Перебирая четки, он добрался до третьей декады скорбных таинств, когда высокий блондин наконец заговорил.
– «Какой удар был нанесен»[1], – пробормотал он, и отец Харт внимательно посмотрел на него.
Этот человек – полисмен или нет? Отец Харт не понимал, почему блондин так нарядно одет, но, услышав знакомую цитату, с надеждой обернулся к нему.
– А, Шекспир. Да. Удивительно точно. Толстяк с вонючей сигарой во рту бросил на священника недоумевающий взгляд. Харт смутился, кашлянул и продолжал молча смотреть на то, как специалисты изучают фотографии.
Харт провел в этой комнате уже четверть часа практически в полном молчании. Толстяк раскуривал свою сигару, женщина дважды намеревалась что-то сказать, но сама себя сурово обрывала, и первой фразой, прозвучавшей здесь, стала эта строка Шекспира.
Женщина беспокойно постукивала кончиками пальцев по столу. Она-то уж точно служит в полиции. Это видно по ее форме. Но почему она такая несимпатичная – маленькие подвижные глазки, плотно сжатый рот? Она совершенно не годится. Не сможет ничем помочь. Не сумеет поговорить с Робертой. Как же им объяснить?

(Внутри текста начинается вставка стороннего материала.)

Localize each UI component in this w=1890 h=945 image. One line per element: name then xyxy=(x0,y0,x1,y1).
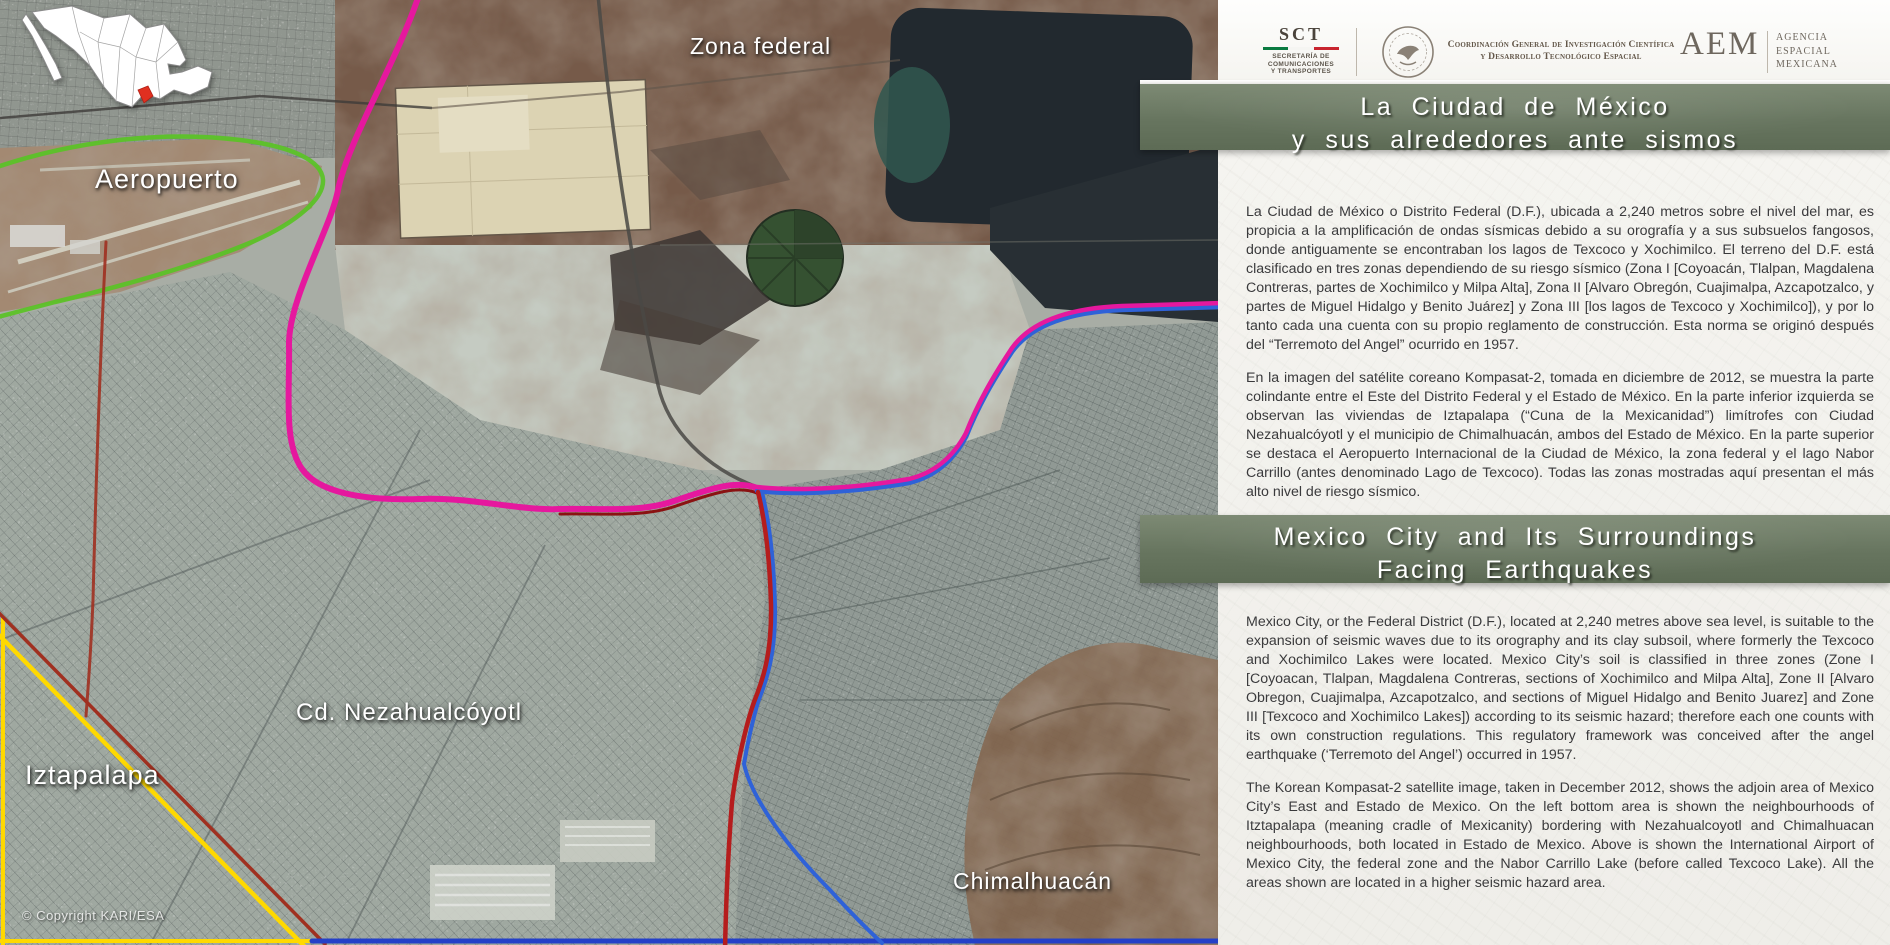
body-text-spanish: La Ciudad de México o Distrito Federal (… xyxy=(1246,203,1874,516)
aem-logo: AEM xyxy=(1680,26,1759,63)
map-label-nezahualcoyotl: Cd. Nezahualcóyotl xyxy=(296,699,522,727)
title-en-line-1: Mexico City and Its Surroundings xyxy=(1140,523,1890,552)
paragraph-es-1: La Ciudad de México o Distrito Federal (… xyxy=(1246,203,1874,355)
sct-logo: SCT SECRETARÍA DE COMUNICACIONES Y TRANS… xyxy=(1256,24,1346,76)
sct-acronym: SCT xyxy=(1256,24,1346,45)
copyright-notice: © Copyright KARI/ESA xyxy=(22,908,164,923)
coordination-title: Coordinación General de Investigación Ci… xyxy=(1446,40,1676,63)
coordination-line-1: Coordinación General de Investigación Ci… xyxy=(1446,40,1676,52)
header-divider xyxy=(1356,28,1357,76)
map-label-chimalhuacan: Chimalhuacán xyxy=(953,868,1112,895)
body-text-english: Mexico City, or the Federal District (D.… xyxy=(1246,613,1874,907)
title-banner-spanish: La Ciudad de México y sus alrededores an… xyxy=(1140,84,1890,150)
sct-line-2: COMUNICACIONES xyxy=(1256,61,1346,69)
satellite-map: Zona federal Aeropuerto Iztapalapa Cd. N… xyxy=(0,0,1218,945)
sct-line-3: Y TRANSPORTES xyxy=(1256,68,1346,76)
mexico-inset-map xyxy=(20,2,225,144)
title-es-line-1: La Ciudad de México xyxy=(1140,93,1890,122)
aem-name: AGENCIA ESPACIAL MEXICANA xyxy=(1776,31,1838,72)
poster: Zona federal Aeropuerto Iztapalapa Cd. N… xyxy=(0,0,1890,945)
mexico-seal-icon xyxy=(1380,24,1436,80)
aem-line-3: MEXICANA xyxy=(1776,58,1838,72)
aem-divider xyxy=(1767,31,1768,73)
map-label-iztapalapa: Iztapalapa xyxy=(25,760,160,791)
sct-flag-bar xyxy=(1263,47,1339,50)
sct-line-1: SECRETARÍA DE xyxy=(1256,53,1346,61)
map-label-zona-federal: Zona federal xyxy=(690,33,831,60)
title-es-line-2: y sus alrededores ante sismos xyxy=(1140,126,1890,155)
title-en-line-2: Facing Earthquakes xyxy=(1140,556,1890,585)
map-label-aeropuerto: Aeropuerto xyxy=(95,164,239,195)
aem-line-2: ESPACIAL xyxy=(1776,45,1838,59)
panel-header: SCT SECRETARÍA DE COMUNICACIONES Y TRANS… xyxy=(1218,0,1890,84)
paragraph-en-2: The Korean Kompasat-2 satellite image, t… xyxy=(1246,779,1874,893)
aem-line-1: AGENCIA xyxy=(1776,31,1838,45)
title-banner-english: Mexico City and Its Surroundings Facing … xyxy=(1140,515,1890,583)
paragraph-en-1: Mexico City, or the Federal District (D.… xyxy=(1246,613,1874,765)
paragraph-es-2: En la imagen del satélite coreano Kompas… xyxy=(1246,369,1874,502)
coordination-line-2: y Desarrollo Tecnológico Espacial xyxy=(1446,52,1676,64)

Следователи по-прежнему рассматривали жуткие фотографии. Отец Харт старался даже не смотреть в эту сторону. Он слишком хорошо помнил, что на них изображено, он первым оказался на месте преступления, и вся сцена навеки отпечаталась в его мозгу. Уильям Тейс лежал на боку – здоровенный мужчина шести с лишним футов роста, – скрючившись, словно зародыш в утробе, прижав левую руку к животу, подтянув колени к груди, а на месте головы – на месте головы не было ничего. Да, и впрямь как Клотен. Только возле него сидела не очнувшаяся в испуге Имогена, а Роберта, повторявшая ужасные слова: «Я сделала это. Я рада». Голова откатилась в угол хлева на кучу прогнившего сена. Харт посмотрел туда, и… о, боже, там сверкали мерзкие крысиные глазки, острые коготки разодрали кожу на лице Тейса, и подрагивающий нос серой твари уже окрасился кровью, а крыса все продолжала скрести. Отче наш, иже еси на небесах… Отче наш, иже еси на небесах… Надо еще многое рассказать, многое, но сумею ли я теперь припомнить?!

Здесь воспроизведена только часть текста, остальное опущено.